Charlotte Alston – Quando conheci a tradição oral da África Ocidental, quis explorar maneiras de incorporar alguns dos seus elementos tradicionais característicos à minha própria narrativa, oferecendo ao público americano a oportunidade de ter uma experiência com instrumentos tradicionais. Eu me interessei pela kora e, aos 50 anos (20 anos atrás!), conheci um professor – o falecido Djimo Kouyaté – que se dispôs a me aceitar como aluna. A música pode definir o humor de uma história ou impulsionar o ritmo. Pode ser usada para atrair e segurar a atenção dos ouvintes. A contadora de histórias norte-americana, Angela Lloyd, o coloca dessa maneira: “A música é a água para o barco da história”. Em algumas tradições, assim que a música começa, as pessoas do lugar já sabem qual história está prestes a ser contada. É importante ter certeza de que há um equilíbrio ao usar instrumentos ou músicas com narração de histórias. A música deve servir para melhorar o conto, não para dominá-lo.
O que significa contar histórias para você? Como essa arte pode reverberar nos momentos vividos por nós hoje?

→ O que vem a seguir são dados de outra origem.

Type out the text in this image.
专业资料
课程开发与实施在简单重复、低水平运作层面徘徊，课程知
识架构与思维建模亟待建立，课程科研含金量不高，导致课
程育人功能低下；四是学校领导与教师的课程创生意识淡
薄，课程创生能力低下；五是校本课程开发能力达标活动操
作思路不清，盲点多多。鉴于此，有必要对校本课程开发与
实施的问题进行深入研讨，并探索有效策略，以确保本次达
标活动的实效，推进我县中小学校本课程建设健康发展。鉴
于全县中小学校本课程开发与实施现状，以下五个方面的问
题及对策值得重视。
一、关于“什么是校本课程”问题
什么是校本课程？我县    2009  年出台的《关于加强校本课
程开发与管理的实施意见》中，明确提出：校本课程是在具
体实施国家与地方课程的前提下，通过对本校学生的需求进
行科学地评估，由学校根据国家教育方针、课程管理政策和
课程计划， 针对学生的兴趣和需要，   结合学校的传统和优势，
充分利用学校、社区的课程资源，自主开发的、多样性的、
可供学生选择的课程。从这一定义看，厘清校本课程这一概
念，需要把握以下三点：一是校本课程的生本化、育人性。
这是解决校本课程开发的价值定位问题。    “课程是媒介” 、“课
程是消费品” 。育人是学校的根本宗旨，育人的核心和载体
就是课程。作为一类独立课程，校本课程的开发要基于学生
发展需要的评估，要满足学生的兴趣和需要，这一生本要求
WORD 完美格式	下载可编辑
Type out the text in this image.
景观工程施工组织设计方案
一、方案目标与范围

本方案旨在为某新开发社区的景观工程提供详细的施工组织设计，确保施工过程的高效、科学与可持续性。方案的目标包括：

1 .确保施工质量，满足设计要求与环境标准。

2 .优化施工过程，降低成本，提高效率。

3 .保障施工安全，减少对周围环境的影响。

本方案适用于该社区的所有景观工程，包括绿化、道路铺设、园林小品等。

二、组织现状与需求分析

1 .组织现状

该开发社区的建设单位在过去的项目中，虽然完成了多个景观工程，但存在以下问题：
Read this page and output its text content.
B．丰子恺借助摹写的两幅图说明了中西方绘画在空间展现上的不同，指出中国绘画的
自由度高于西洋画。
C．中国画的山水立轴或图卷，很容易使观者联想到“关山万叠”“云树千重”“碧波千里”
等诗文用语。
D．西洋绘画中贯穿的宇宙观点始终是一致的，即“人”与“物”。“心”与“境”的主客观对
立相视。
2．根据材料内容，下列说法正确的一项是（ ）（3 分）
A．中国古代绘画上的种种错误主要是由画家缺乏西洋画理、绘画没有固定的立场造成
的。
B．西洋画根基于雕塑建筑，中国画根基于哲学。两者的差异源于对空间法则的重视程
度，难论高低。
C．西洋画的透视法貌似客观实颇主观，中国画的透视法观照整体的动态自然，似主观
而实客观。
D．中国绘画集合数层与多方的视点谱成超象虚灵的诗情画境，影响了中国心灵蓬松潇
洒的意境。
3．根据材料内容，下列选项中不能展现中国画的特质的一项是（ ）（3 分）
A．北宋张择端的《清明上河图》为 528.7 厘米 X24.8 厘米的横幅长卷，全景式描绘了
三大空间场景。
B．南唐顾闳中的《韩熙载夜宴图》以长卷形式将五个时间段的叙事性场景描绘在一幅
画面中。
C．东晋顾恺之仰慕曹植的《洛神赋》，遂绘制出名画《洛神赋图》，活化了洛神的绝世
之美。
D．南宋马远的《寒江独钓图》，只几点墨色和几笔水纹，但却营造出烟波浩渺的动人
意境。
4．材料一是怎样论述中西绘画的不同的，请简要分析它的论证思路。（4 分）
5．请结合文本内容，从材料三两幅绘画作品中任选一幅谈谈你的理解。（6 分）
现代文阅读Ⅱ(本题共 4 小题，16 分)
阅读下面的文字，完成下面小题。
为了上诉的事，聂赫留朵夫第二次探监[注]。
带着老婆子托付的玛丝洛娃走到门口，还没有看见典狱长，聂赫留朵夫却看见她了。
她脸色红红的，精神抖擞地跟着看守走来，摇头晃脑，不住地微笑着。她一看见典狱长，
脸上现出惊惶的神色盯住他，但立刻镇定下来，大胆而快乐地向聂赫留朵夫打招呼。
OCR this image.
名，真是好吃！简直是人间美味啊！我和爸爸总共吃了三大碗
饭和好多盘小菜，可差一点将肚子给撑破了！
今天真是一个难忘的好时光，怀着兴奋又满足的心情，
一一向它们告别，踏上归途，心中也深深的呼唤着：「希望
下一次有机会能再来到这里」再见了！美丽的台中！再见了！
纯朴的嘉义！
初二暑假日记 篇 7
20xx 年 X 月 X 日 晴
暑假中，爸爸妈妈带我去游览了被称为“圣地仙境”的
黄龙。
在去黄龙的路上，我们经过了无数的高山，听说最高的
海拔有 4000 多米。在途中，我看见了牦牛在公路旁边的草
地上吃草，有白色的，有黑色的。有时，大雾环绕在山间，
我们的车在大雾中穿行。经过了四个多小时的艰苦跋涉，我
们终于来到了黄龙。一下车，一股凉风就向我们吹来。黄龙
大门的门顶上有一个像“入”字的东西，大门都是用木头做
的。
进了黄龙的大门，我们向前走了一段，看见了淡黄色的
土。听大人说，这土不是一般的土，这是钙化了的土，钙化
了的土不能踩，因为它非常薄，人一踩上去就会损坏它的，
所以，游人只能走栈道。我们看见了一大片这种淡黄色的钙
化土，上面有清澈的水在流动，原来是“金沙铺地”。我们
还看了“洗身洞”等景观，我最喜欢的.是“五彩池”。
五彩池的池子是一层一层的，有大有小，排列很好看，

Charlotte Alston – Eu me sinto grata por ter tido a oportunidade de passar uma parte da minha vida compartilhando histórias, envolvendo a imaginação, estimulando a curiosidade, transmitindo informações e fazendo conexões de ser humano para ser humano através desse meio. Cada vez que nos abrimos para compartilhar e ouvir histórias – sejam histórias tradicionais, sejam profundamente pessoais –, abrimos verdadeiras avenidas para a conexão humana e a compaixão.